Although Jay and Claire are somewhat unrealistic, stereotyped characters, other aspects of “Modern Family” are more true. For example, one of the families featured on the show is made up of gay partners, Cam and Mitchell, and their adopted daughter Lily. Their family presents an alternative the American ideology of a “cookie cutter” suburban family made up of a mom, a dad, and 2 or 3 children.

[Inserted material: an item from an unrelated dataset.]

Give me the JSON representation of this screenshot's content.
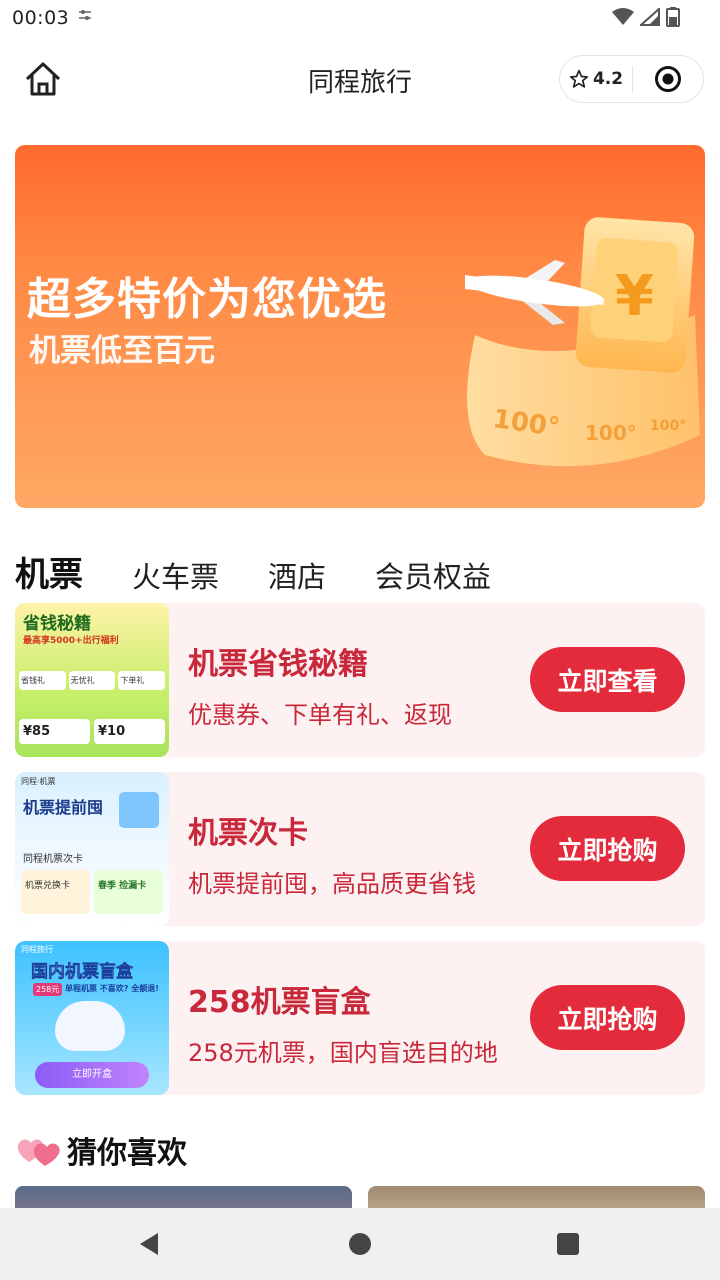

Another true element of modern family are the characters Haley and Alex, the two daughters of Claire. At first glance, these teen aged girls seem to fit into the false ideologies of American society- Alex is the geeky smart girl, while Haley is the dumb-but-pretty popular girl. However, their characters are rounded out and revealed to be far more nuanced as the show goes on. Haley is shown to be much smarter than she initially appears, albeit in a street-smart rather than book-smart way. She also reveals ambition, shrewdness, and kindness as her story progresses, all traits that do not fit into her stereotype. Meanwhile, Alex is shown to have a large group of friends who share her interests, a much-needed challenge to the ideology that “nerds” have no friends at all.
What is most truthful about Haley and Alex, though, is their relationship as sisters. Like real sisters, they alternately love and hate each other, best friends one moment and worst enemies the next. But their relationship does not only exist at extremes, and sometimes, they’re just normal sisters living together and facing everyday challenges, doing homework and worrying about applying to college. The truth of their relationship and their lives allows viewers to relate, making the show as a whole more successful.